DAT: Seasonal demand boosts freight rates in May

June 11, 2018
Demand for spot market truckload shipments reached new heights in May, according to the DAT North American Freight Index.

Demand for spot market truckload shipments reached new heights in May, according to the DAT North American Freight Index. Seasonal shipments, along with rising fuel costs, pushed freight rates higher in May, with dry van and refrigerated rates hitting their highest levels since January, and flatbed rates setting a new record.

Spring produce shipments along the southern tier of states contributed to a 9% uptick in spot market volumes, a common trend from April to May. Volumes were 34% higher than in May 2017, according to the Freight Index, with much of that increase due to a 69% spike in flatbed volumes year over year.

According to DAT, Flatbed demand has been unprecedented this year, bolstered by increased activity in the energy and construction sectors, and compounded by the tighter hours-of-service limitations that have affected every trucking segment since the implementation of the electronic logging device mandate.

As a result, flatbed rates have set new records. The national average flatbed rate for May was $2.73 per mile, an 8-cent increase over the April average and an all-time high. The national flatbed rate was 63 cents higher than in May 2017, which included a 14-cent increase in the average fuel surcharge from a year ago.

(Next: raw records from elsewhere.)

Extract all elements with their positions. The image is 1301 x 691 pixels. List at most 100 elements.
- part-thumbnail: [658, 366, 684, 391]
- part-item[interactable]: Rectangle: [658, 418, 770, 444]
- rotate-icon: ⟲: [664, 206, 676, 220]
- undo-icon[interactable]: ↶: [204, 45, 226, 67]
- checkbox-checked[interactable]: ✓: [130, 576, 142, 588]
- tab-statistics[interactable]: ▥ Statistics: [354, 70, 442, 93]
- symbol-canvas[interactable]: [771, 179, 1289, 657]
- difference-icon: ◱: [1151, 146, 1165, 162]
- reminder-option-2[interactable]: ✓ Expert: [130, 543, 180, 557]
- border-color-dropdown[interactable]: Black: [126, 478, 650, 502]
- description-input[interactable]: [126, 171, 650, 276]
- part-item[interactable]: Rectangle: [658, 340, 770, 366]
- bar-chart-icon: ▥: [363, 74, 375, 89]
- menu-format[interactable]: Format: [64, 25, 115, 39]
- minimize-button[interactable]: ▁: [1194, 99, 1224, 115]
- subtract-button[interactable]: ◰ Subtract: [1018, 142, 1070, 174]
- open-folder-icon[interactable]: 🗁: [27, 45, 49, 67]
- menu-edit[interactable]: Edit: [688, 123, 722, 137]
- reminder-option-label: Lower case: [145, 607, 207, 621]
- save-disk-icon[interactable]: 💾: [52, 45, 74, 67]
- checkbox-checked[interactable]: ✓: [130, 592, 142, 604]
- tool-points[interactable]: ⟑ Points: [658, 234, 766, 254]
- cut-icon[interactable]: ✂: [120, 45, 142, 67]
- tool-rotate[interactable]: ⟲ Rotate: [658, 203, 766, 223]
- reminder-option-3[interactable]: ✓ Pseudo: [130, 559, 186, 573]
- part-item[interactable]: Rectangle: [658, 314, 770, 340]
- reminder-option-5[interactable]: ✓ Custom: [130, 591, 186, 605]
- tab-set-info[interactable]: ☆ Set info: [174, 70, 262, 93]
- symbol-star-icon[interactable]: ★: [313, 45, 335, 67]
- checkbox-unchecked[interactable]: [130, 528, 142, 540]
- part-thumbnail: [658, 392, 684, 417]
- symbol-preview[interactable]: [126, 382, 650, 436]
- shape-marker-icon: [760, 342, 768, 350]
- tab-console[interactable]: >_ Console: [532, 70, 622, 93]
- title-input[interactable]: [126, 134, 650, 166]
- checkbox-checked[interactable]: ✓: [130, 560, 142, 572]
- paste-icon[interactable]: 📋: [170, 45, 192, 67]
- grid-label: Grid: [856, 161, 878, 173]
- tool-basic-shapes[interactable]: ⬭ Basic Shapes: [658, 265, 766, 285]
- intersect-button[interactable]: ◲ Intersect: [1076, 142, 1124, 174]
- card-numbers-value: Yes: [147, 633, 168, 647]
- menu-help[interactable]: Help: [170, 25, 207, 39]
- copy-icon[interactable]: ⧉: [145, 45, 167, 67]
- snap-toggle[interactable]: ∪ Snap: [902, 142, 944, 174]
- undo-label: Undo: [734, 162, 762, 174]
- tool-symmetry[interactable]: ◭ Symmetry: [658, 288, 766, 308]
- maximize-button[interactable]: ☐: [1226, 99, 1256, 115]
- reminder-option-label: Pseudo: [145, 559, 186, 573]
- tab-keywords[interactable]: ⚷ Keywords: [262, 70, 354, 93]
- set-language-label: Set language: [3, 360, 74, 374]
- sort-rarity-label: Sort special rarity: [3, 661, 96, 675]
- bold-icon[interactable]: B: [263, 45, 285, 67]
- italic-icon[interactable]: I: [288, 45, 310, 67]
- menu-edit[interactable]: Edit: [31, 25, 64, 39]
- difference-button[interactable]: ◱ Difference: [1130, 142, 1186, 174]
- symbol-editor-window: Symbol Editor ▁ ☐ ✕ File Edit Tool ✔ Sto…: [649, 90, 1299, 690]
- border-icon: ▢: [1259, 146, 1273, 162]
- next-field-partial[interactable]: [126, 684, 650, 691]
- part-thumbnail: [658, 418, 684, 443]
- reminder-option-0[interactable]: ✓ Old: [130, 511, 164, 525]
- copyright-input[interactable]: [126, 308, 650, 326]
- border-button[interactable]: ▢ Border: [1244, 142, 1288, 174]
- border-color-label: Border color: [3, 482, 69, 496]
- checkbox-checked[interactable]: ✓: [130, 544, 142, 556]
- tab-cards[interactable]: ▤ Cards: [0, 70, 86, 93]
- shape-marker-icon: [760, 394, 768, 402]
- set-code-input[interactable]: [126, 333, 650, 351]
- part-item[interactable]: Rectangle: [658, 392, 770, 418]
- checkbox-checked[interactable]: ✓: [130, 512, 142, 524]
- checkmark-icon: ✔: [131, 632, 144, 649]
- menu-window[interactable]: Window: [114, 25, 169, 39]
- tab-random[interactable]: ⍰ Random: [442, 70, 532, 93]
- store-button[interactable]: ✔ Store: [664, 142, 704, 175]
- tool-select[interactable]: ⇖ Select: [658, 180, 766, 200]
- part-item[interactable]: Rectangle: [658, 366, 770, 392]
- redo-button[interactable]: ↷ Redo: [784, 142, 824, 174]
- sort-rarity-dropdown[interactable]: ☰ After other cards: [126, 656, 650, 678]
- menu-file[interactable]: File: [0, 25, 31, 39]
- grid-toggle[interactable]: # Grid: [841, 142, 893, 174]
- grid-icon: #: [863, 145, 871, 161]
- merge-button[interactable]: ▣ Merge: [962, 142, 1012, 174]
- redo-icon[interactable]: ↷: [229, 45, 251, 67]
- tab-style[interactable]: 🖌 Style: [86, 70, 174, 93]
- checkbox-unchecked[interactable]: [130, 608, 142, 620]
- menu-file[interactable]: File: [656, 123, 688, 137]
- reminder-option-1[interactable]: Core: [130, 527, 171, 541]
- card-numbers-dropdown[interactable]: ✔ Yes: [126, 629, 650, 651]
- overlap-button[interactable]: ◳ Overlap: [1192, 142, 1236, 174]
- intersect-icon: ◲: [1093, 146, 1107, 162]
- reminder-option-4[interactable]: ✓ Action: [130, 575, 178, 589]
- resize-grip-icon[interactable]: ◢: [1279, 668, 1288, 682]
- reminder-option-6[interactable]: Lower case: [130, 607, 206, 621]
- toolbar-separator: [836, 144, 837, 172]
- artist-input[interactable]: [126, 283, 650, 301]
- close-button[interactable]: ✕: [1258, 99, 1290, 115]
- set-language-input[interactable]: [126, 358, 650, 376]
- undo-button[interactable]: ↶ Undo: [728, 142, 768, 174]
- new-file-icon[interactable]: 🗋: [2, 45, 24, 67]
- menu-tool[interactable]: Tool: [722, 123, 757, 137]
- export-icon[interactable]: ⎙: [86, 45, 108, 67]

The peak shipping season out of Florida helped push the average reefer rate to $2.52 per mile, 10 cents higher than the previous month’s average and 50 cents higher than last year. Spring harvests contributed to tighter truckload capacity for dry van freight as well, which pushed the average van rate up to $2.16 per mile in May. That rate was 1 cent higher than the April average and a 47-cent increase from May 2017.

“Seasonal demand kept truckload capacity tight across the southern half of the country,” said DAT industry analyst Mark Montague. “We can expect the high volumes and strong market conditions to keep rates elevated through June and beyond.”